In last week’s discussion about bedroom arrangements, Genevieve Kineke and I took our discussion from the comments section to a private email conversation. What resulted from our friendly exchange was an interesting disagreement on the related topic of “mother guilt.” For this week’s discussion, I asked Genevieve to sum up her thoughts on the matter. To these, I have added my own. We invite you to read on and join in.
In our discussion last week about bedroom arrangements for children, the term “mother guilt” turned up and Danielle firmly instructed the reader to dismiss it as unhelpful to the process of raising children. In all fairness, I think she is referring to the guilt trip that the world lays at our doorstep, insinuating that we often don’t love sincerely enough, give enough time and attention, etc. and run the risk of irreparable harms. To that, we must be dismissive because the world’s standards are not our own and are often quite harmful to our eternal souls.
That said, I am extremely uncomfortable with the suggestion that “mother guilt” is 99% unhelpful, because guilt has an extremely important place in living our faith. There is actual guilt, and there’s often a nagging feeling that accompanies it in order to get our attention. Surely, the world scrambles the message, but that doesn’t mean that guilty feelings are without substance. Rather than dismissing the guilty feelings, especially those attached to our primary vocation of motherhood, I think we should find a yardstick by which to assess our actions — an examination of conscience that is fair but firm — so that we can either shrug off the nagging doubts or adjust our course of actions. (The saints and good friends are key to this!)
Mothering is a critical and difficult task in a fallen world. Often our own wounds or shortcomings blind us, and the best of intentions become hijacked. I’ve found that the use of forgiveness provides the humility and clarity of judgment to help everyone find God’s holy will, and if mother — of all family members — is willing to parse her guilt and grow, then the children will learn from her how to judge all actions.
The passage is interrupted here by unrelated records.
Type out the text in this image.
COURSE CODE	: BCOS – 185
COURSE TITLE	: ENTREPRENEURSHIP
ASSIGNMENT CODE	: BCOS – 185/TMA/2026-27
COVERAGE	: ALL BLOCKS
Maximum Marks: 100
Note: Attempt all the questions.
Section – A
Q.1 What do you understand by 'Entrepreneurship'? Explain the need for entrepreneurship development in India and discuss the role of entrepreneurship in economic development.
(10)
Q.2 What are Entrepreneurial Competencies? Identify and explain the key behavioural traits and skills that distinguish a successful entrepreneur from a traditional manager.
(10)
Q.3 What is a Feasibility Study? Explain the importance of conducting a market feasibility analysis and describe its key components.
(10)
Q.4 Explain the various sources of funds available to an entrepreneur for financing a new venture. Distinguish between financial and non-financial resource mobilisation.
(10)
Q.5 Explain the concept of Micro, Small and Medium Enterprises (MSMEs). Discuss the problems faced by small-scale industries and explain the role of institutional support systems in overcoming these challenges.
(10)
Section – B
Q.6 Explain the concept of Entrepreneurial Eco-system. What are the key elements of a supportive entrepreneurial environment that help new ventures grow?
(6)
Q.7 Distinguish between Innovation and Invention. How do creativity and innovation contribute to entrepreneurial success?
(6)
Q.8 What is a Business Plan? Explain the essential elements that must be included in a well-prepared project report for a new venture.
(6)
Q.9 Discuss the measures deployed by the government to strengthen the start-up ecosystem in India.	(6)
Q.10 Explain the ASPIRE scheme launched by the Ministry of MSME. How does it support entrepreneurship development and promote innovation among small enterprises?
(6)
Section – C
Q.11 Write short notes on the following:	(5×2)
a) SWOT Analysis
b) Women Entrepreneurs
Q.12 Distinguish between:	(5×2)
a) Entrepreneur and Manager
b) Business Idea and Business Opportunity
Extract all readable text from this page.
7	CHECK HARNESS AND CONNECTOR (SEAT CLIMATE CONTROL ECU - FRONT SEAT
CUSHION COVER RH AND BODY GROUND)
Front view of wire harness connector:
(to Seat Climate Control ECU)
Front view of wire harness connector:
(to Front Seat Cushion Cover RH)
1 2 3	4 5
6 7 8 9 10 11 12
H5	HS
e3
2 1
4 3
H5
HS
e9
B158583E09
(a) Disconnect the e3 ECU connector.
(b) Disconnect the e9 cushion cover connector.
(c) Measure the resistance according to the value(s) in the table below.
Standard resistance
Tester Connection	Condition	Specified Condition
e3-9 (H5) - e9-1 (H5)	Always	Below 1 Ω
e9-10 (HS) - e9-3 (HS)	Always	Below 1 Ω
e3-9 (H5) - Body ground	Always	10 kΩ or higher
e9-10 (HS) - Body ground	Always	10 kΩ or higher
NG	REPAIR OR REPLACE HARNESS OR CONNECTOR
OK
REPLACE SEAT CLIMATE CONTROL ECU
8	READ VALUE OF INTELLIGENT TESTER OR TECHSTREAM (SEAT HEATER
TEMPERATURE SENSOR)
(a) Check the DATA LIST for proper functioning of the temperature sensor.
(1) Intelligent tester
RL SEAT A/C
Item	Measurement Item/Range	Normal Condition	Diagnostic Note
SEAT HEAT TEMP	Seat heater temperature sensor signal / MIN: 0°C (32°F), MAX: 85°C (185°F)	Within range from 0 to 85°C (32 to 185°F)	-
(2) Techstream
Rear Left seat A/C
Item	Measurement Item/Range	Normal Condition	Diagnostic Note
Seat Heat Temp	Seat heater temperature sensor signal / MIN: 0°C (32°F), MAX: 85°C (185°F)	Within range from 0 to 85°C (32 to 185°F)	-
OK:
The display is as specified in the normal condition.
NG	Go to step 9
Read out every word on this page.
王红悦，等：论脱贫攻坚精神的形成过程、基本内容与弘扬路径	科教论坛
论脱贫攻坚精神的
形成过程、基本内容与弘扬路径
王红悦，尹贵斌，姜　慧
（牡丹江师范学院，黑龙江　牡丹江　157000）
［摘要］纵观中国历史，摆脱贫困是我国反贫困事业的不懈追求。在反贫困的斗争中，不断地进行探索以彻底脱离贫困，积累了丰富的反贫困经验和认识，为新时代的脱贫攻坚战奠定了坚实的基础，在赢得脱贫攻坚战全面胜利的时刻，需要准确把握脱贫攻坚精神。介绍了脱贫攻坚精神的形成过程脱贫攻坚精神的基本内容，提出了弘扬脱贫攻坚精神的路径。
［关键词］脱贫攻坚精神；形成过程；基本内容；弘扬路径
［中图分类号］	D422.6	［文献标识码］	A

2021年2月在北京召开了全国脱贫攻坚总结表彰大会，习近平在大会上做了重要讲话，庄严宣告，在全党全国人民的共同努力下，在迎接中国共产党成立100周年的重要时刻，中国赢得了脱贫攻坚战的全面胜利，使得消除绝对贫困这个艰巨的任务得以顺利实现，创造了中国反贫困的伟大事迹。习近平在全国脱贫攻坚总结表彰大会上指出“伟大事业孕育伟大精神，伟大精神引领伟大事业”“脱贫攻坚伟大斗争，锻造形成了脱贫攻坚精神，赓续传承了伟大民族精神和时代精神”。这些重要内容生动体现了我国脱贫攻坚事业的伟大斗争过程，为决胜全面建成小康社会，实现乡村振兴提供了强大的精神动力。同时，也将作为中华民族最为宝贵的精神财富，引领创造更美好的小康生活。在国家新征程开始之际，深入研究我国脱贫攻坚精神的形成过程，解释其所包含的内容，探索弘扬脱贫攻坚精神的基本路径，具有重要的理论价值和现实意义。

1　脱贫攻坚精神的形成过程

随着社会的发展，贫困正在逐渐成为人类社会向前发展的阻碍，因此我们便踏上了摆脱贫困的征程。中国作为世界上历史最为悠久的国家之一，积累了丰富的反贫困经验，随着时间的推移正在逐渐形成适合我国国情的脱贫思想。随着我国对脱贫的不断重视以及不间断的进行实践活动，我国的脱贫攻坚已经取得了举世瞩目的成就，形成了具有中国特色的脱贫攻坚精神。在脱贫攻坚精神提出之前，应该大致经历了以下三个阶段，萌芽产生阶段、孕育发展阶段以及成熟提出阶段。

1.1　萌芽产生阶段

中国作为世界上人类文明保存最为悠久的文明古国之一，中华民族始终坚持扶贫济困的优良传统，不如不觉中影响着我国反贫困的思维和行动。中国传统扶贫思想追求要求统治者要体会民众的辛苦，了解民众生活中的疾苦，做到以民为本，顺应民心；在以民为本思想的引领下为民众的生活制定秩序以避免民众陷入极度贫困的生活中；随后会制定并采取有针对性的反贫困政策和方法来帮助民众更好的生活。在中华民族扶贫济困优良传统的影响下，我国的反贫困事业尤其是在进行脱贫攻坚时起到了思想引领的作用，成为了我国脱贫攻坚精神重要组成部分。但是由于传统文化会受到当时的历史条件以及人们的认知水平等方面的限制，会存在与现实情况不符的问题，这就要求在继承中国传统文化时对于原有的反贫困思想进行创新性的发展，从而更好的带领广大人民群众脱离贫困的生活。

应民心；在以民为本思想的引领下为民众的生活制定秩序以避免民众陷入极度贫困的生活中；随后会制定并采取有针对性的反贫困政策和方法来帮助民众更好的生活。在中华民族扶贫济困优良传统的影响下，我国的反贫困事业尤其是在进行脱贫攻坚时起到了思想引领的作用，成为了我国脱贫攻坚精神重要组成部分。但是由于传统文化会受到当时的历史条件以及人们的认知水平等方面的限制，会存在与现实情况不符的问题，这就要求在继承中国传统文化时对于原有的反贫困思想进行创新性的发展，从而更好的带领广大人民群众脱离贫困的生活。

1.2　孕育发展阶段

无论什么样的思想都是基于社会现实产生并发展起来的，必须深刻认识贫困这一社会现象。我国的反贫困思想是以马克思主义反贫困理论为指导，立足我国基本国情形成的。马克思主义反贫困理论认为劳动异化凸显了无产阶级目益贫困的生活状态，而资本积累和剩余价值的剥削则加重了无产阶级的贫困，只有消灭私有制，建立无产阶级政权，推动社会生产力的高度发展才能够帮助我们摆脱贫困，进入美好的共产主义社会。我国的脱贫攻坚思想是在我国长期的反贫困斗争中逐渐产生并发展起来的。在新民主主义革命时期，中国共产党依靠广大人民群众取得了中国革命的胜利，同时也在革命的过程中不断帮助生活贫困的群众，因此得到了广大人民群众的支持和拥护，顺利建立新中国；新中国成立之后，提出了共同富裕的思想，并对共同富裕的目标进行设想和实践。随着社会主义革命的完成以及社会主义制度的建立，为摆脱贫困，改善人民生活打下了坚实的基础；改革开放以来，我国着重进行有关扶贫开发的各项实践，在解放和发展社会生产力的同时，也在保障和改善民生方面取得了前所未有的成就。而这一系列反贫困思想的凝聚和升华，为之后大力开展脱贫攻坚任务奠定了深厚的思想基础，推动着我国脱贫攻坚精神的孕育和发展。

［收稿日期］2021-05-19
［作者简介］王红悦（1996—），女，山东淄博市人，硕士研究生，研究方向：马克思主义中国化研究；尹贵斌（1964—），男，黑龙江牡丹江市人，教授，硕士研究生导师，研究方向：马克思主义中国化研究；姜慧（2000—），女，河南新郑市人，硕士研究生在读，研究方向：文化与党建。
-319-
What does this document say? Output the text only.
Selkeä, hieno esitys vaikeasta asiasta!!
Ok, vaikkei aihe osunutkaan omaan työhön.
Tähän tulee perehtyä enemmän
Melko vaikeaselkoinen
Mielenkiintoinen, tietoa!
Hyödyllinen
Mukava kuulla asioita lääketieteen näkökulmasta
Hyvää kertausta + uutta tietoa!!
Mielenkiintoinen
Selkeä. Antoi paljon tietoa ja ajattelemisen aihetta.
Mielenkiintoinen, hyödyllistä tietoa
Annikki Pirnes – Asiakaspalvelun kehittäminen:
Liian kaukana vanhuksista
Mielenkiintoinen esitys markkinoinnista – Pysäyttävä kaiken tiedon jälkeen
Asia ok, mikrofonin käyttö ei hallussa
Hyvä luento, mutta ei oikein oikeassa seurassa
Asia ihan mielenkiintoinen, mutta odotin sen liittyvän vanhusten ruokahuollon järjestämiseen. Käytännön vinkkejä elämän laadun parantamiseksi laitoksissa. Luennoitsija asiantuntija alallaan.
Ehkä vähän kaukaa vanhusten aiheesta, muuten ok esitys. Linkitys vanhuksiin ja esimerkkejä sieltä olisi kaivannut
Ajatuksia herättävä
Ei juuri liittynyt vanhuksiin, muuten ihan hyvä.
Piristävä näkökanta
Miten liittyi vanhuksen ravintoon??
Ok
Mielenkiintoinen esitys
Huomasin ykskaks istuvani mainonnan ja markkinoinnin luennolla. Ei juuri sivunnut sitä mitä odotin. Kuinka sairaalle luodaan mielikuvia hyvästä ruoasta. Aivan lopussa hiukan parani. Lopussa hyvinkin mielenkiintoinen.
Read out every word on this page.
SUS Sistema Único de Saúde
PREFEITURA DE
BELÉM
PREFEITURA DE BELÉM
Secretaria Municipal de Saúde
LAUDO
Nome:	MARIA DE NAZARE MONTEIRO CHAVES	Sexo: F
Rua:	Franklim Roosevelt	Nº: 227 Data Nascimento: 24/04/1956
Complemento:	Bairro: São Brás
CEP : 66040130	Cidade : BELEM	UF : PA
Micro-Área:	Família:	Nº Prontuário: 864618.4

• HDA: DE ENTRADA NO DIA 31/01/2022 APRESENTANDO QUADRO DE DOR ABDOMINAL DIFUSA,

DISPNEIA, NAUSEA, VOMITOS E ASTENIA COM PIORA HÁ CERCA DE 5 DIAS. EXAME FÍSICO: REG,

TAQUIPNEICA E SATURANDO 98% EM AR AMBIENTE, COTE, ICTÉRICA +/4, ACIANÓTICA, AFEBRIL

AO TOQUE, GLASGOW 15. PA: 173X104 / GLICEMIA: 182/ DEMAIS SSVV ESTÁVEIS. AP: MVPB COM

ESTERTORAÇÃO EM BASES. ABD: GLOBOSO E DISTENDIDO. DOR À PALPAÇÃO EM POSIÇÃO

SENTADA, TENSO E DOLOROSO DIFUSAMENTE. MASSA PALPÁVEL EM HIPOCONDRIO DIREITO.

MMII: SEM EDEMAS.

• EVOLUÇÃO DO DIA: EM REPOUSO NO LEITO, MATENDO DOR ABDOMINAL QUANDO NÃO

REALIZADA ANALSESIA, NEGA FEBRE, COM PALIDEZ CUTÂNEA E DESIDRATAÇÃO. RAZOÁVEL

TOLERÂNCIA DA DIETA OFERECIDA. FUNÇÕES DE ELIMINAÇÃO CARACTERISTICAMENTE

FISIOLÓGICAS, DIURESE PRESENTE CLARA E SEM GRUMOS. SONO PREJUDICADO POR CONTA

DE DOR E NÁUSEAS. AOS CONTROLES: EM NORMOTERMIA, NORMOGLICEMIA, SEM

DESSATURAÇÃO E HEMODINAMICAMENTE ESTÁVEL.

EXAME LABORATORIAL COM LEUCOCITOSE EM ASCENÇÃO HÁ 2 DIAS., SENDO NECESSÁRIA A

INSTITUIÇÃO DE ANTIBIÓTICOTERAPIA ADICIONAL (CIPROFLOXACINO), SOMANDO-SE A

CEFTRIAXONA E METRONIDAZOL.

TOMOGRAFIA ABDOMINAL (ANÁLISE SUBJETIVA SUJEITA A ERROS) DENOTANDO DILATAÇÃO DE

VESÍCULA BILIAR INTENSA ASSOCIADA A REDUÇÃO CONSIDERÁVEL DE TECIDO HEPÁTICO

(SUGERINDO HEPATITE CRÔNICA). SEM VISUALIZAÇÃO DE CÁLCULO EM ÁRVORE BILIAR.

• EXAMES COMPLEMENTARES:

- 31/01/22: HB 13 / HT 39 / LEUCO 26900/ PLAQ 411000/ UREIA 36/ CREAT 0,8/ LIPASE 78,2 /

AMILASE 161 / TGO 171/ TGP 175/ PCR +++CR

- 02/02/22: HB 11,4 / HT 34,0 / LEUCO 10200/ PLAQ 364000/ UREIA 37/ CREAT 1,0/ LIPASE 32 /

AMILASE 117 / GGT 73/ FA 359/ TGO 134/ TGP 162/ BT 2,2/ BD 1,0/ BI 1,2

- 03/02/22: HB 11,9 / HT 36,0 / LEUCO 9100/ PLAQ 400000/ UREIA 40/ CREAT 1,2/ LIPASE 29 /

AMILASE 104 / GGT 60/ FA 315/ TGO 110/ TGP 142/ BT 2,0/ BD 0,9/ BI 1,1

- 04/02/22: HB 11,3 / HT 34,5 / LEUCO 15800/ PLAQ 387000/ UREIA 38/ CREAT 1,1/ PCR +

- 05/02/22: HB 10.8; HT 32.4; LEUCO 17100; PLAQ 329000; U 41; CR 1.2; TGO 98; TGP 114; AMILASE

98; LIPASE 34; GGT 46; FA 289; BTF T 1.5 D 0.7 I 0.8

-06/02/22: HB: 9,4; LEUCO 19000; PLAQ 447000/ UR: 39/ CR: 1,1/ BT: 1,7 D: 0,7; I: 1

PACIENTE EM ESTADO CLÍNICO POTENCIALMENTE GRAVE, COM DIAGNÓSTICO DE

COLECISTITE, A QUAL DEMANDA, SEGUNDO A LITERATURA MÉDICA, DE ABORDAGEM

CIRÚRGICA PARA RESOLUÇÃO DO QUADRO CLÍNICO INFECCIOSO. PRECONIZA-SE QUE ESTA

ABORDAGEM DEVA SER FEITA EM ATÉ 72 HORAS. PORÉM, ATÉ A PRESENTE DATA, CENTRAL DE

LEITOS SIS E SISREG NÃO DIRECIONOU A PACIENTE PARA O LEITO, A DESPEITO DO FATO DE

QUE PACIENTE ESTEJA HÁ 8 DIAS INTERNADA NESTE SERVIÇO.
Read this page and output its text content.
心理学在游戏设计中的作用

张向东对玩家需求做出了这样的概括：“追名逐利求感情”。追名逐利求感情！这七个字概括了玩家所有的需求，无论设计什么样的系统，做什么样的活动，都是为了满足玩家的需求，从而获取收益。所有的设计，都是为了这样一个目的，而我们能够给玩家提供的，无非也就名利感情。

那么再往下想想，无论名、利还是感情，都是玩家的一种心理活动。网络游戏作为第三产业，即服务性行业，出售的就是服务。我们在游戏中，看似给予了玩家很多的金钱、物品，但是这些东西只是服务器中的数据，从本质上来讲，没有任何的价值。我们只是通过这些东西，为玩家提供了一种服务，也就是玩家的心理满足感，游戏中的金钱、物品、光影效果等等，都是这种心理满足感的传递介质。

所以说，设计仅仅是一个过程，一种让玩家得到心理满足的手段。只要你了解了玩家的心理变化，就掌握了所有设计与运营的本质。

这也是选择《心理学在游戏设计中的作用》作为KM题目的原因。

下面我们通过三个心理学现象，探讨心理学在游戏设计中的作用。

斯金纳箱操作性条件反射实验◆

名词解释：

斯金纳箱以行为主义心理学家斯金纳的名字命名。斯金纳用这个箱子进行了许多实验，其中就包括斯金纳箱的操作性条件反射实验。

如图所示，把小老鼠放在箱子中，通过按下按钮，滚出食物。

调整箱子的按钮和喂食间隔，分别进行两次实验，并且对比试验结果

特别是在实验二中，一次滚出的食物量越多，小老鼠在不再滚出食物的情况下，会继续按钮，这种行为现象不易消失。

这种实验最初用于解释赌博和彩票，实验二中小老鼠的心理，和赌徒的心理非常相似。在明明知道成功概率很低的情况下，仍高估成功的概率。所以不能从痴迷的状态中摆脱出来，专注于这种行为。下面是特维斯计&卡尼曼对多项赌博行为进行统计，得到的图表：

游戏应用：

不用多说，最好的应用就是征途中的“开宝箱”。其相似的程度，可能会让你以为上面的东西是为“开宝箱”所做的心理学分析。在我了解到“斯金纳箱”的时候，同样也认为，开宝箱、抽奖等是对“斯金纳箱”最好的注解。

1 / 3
Perhaps all of this is simply a question of semantics, but I find “mother guilt” a valuable tool a gift for the benefit of all.
Perhaps this is a matter of semantics. I did in fact say that I think 99% of “mother guilt” is unhelpful and I do in fact believe that. But this is only if we are talking about the kind of senseless mother guilt that so many otherwise good mothers tend to burden themselves with. The kind that makes you lie awake at night wondering, “Do my kids eat too much dairy?” and “Do my kids not eat enough dairy?” at the very same time. The kind that makes you desperately look for some way to blame yourself for every last toddler tantrum. You know what I mean: He’s not getting enough attention. Or he’s getting too much attention. Or he’s not getting the right kind of attention. Or he’s getting the right kind of attention but at the wrong time and for the wrong reasons and I never should have made him give up a pacifier and he’s going to grow up detached and anti-social and maybe turn to drugs for fulfillment and it’s all my fault.
Perhaps my perspective on mother guilt also has something to do with the circles I run in. Most moms I know are doing their very best to love and care for their kids. They give generously of their time, talents, and attention — often at great personal cost — to ensure that their kids have the very best health, education, faith formation, and home life. More often than not, mother guilt among these folks is a distraction from their duties and sacrifices. I see it as a temptation toward despair. If we burden ourselves with enough senseless guilt in this way, if we refuse to have confidence in the choices we make for our families, it can be easy to despair. It can be easy, eventually, to think that whatever we do doesn’t really matter in the end. It’s all going to end badly and we’ll be to the ones to blame.
What do you think? Do you suffer mother guilt? Should we pay attention to it … or not?